Enrico Caporale, La Stampa 30/12/2012, 30 dicembre 2012
NUOVI EMIGRANTI ITALIANI CON LA LAUREA IN VALIGIA
[In 10 anni sono triplicati - dice l’Istat - quelli che lasciano il Paese dopo l’università Sono i figli della classe media,vanno in cerca di lavoro e meritocrazia. Torneranno?] –
L’ Italia non è un Paese per laureati. O almeno, non lo è più. Lo raccontano le storie che, da anni si rincorrono sui forum in rete, lo conferma il «Rapporto Istat sulle migrazioni internazionali e interne della popolazione residente», secondo cui la percentuale dei giovani laureati sugli italiani che lasciano il Paese è passata dall’11,9 per cento del 2002 al 27,6 per cento del 2011: quasi il triplo in appena dieci anni.
La meta preferita? Il Regno Unito, che accoglie l’11,9 per cento dei nostri cervelli. Subito dietro Svizzera, Germania e Francia. Ma c’è anche chi decide di attraversare l’Oceano e fare rotta verso gli Stati Uniti, il Brasile e l’Australia.
Al contrario, la quota di emigrati con titolo di studio fino alla licenza media è scesa dal 51 al 37,9 per cento. A fuggire dall’Italia, insomma, sono soprattutto i giovani con alte aspettative d’impiego. La generazione che non rinuncia ai sogni, e pur di realizzarli molla tutto: famiglia, amici, certezze.
Spulciando i numeri dell’Istat, in tempi di precariato e disoccupazione giovanile alle stelle, si scopre che a partire sono soprattutto i figli della classe media: hanno studiato, soldi sul conto corrente e, spesso, il sostegno dei genitori. Ma che cosa cercano i ragazzi in fuga dall’Italia?
Mariolina Eliantonio, 34 anni, di Pescara, ricercatrice e insegnante presso la facoltà di Giurisprudenza dell’Università di Maastricht, non ha dubbi: lavoro, meritocrazia e senso civico. «In Italia la carriera universitaria è impossibile, tutti sanno che le selezioni per i dottorati non sono trasparenti. E non parliamo dell’avvocatura, per anni non vedi un soldo. In Olanda, invece, ho trovato rispetto e solidarietà sociale. Qui lo Stato non è percepito come un’entità estranea che chiede tasse e non restituisce. Il senso di comunità è molto forte. Se tornerei indietro? Assolutamente no».

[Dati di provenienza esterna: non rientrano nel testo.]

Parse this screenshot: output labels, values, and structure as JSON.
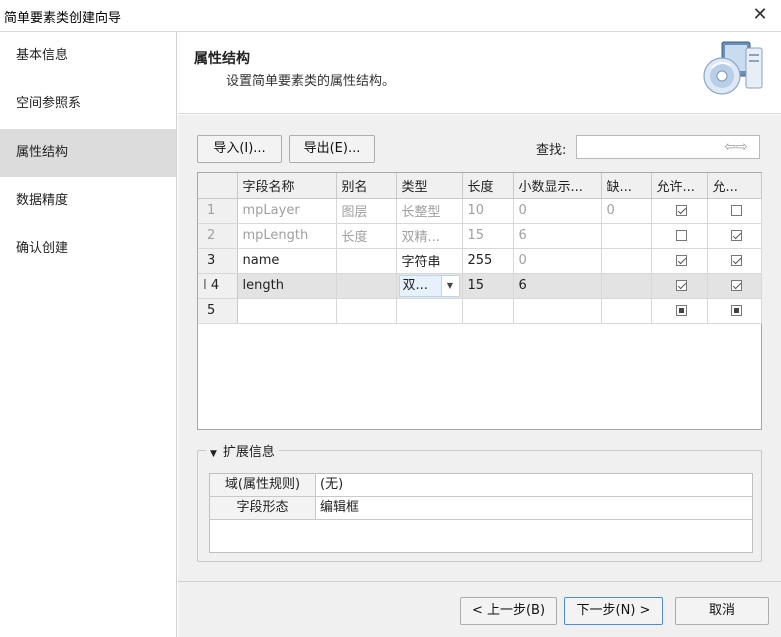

Le statistiche le danno ragione. L’Istat rivela che il numero di italiani che nell’ultimo decennio si è iscritto dall’estero nel registro dei residenti è diminuito da oltre 35 mila a 22 mila. Non regge più neppure la metafora del «New York Magazine» sulla generazione boomerang. Si parte, non si torna.
E per chi ci prova la delusione è dietro l’angolo. Stefano ha una laurea in ingegneria nel cassetto, ma gli unici impieghi che ricorda sono quelli estivi. «Raccoglievo mele in Val di Non, ho fatto anche il bagnino». Gli sfoghi sui forum raccontano storie di eccellenza e paura. Un mix pericoloso.
«Mi sono laureato nel marzo 2010 in Economia e a luglio dello stesso anno mi sono trasferito in Gran Bretagna per fare un master. Speravo di migliorare il mio profilo professionale e curriculare. Sono tornato a settembre e ho ricevuto qualche offerta, ma poi tutti mi hanno chiuso una porta in faccia», dice un utente nascosto dietro il nickname Pablo81. E allora via, di nuovo fuori dai confini, a caccia di un posto all’altezza.
Per evitare la delusione di Dario78, sette mesi in uno studio legale a Ginevra, che ora sta con mamma a una manciata di chilometri da Torino. «Giro in bici con gli amici di quando avevo 15 anni - sorride-. Prospettive? Una collaborazione in nero la mattina e il calcetto la sera».